Chris Mitchell kicked off Friday's morning of lectures, bringing us up to date on 'Roger of Hereford: England's First Astrology Book'. Dr Dorian Gieseler Greenbaum followed with a presentation on 'Philosophy and Fate in Hellenistic Astrology', and Dr Campion concluded with a lecture on 'Understanding the Space Race'. Janet Carroll appeared live via Webex to present the winners of the Photo Competition, photos from which had been on display during the week in an exhibition carefully curated by Eva Young. The results: 1st place to Grace Cassar, 2nd place to Madeleine Marchand, and 3rd place to Ingrid O'Donnell.

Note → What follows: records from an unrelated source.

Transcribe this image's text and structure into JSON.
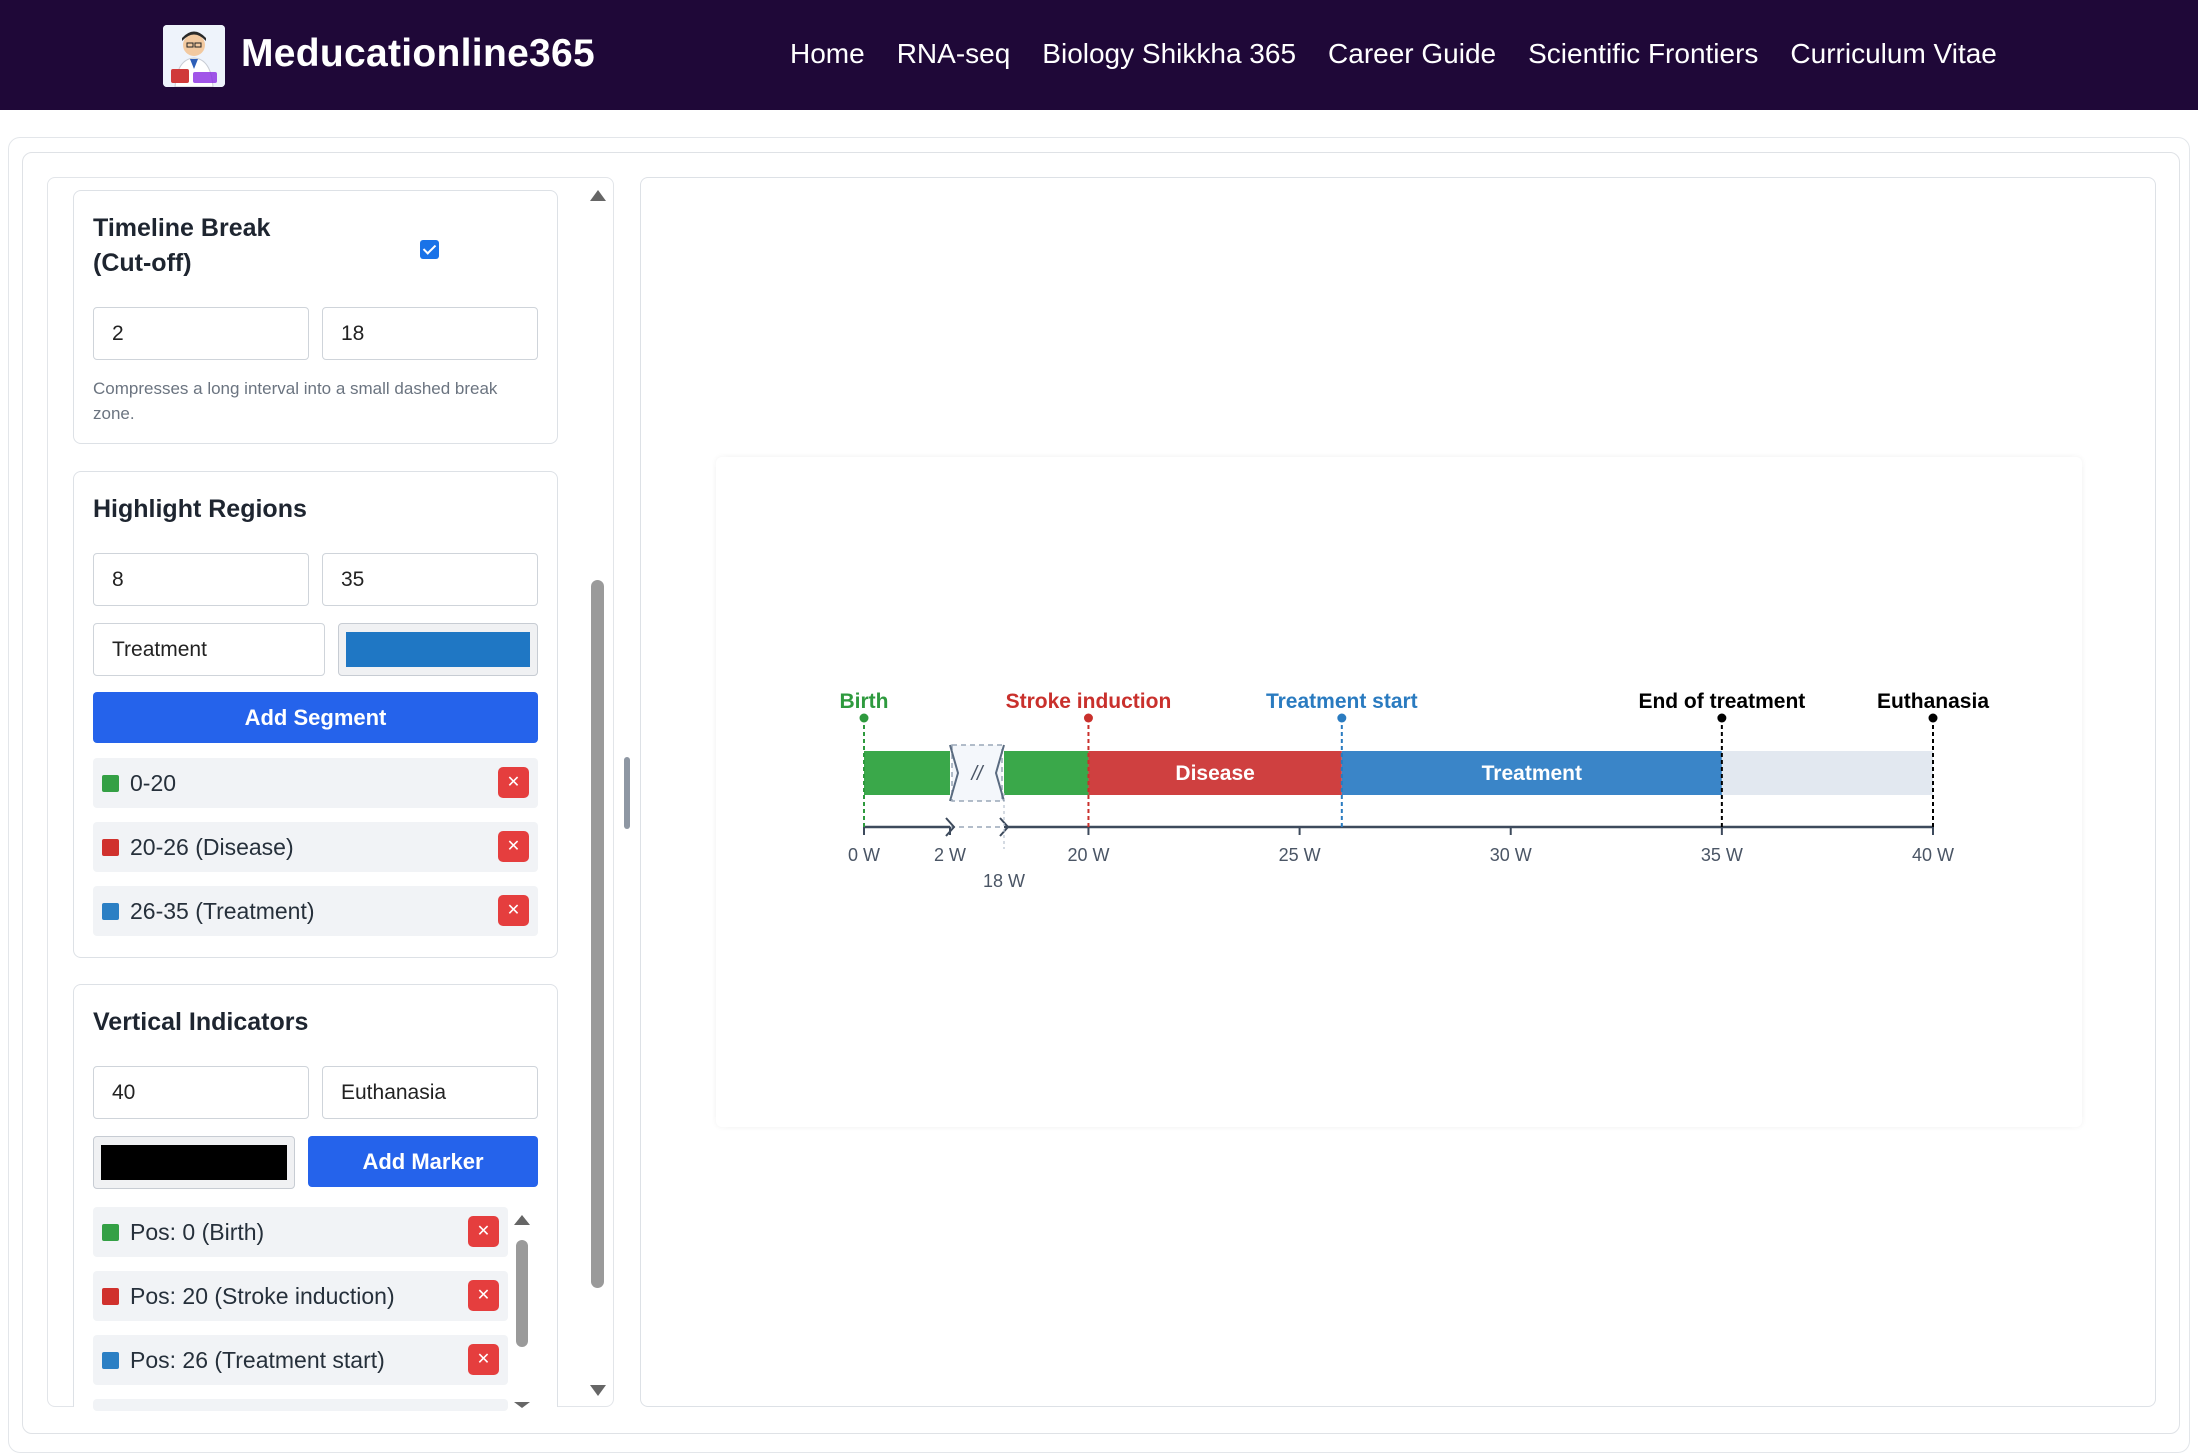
{
  "nav": {
    "brand": "Meducationline365",
    "links": [
      "Home",
      "RNA-seq",
      "Biology Shikkha 365",
      "Career Guide",
      "Scientific Frontiers",
      "Curriculum Vitae"
    ]
  },
  "timeline_break": {
    "title_line1": "Timeline Break",
    "title_line2": "(Cut-off)",
    "checked": true,
    "start": "2",
    "end": "18",
    "hint": "Compresses a long interval into a small dashed break zone."
  },
  "highlight_regions": {
    "title": "Highlight Regions",
    "start": "8",
    "end": "35",
    "label": "Treatment",
    "color": "#1f77c4",
    "add_button": "Add Segment",
    "items": [
      {
        "text": "0-20",
        "color": "#34a045"
      },
      {
        "text": "20-26 (Disease)",
        "color": "#d0312d"
      },
      {
        "text": "26-35 (Treatment)",
        "color": "#2b7fc4"
      }
    ]
  },
  "vertical_indicators": {
    "title": "Vertical Indicators",
    "position": "40",
    "label": "Euthanasia",
    "color": "#000000",
    "add_button": "Add Marker",
    "items": [
      {
        "text": "Pos: 0 (Birth)",
        "color": "#34a045"
      },
      {
        "text": "Pos: 20 (Stroke induction)",
        "color": "#d0312d"
      },
      {
        "text": "Pos: 26 (Treatment start)",
        "color": "#2b7fc4"
      }
    ]
  },
  "chart_data": {
    "type": "timeline",
    "unit": "W",
    "axis_range": [
      0,
      40
    ],
    "break": {
      "start": 2,
      "end": 18,
      "symbol": "//"
    },
    "ticks": [
      0,
      2,
      18,
      20,
      25,
      30,
      35,
      40
    ],
    "tick_labels": [
      "0 W",
      "2 W",
      "18 W",
      "20 W",
      "25 W",
      "30 W",
      "35 W",
      "40 W"
    ],
    "segments": [
      {
        "start": 0,
        "end": 20,
        "label": "",
        "color": "#3aa84a"
      },
      {
        "start": 20,
        "end": 26,
        "label": "Disease",
        "color": "#cf4040"
      },
      {
        "start": 26,
        "end": 35,
        "label": "Treatment",
        "color": "#3a85c8"
      },
      {
        "start": 35,
        "end": 40,
        "label": "",
        "color": "#e2e8f0"
      }
    ],
    "markers": [
      {
        "pos": 0,
        "label": "Birth",
        "color": "#2e9a3e"
      },
      {
        "pos": 20,
        "label": "Stroke induction",
        "color": "#c9302c"
      },
      {
        "pos": 26,
        "label": "Treatment start",
        "color": "#2a7bc0"
      },
      {
        "pos": 35,
        "label": "End of treatment",
        "color": "#000000"
      },
      {
        "pos": 40,
        "label": "Euthanasia",
        "color": "#000000"
      }
    ]
  }
}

The Summer School finished with updates from Dr Gunzburg on the activities of the Alumni Association, which include a series of upcoming lectures featuring Rod Suskin, Dr Silva and Faye Cossar. Dr Campion provided a glimpse into the expansion of the Sophia Project, which include a link to Schumacher College's MA in Spirituality and Ecology: starting in January 2017, this MA will share three of Trinity St. David's module from the MA in Cultural Astronomy and Astrology - - Sacred Geography, Divination, and Heavenly Discourses. Other links are being forged with the Prince's Scho ol of Traditional Arts. In addition, the Sophia Centre organised the recent confere nce 'Living on Earth: Charting a Course for Harmony' in partnership with the Institute of Sustainable Practice, Innovation and Resource Effectiveness (INSPIRE), the University of Wales Trinity Saint David and Shumacher College, he ld 7 July 2016 at the Trinity Saint David Lampeter campus. Featured speakers included David Cadman of the Gaia Foundation, John Sauven of Greenpeace, and Tony Juniper of the Prince of Wales' International Sustainability Unit. Thus a week of delights ended: friendships forged and deepened, ideas posed and discussed, minds expanded by new possibilities and experiences. An inspirational week for all who attended and a reminder of the circle of support and enrichment provided by the Sophia Centre.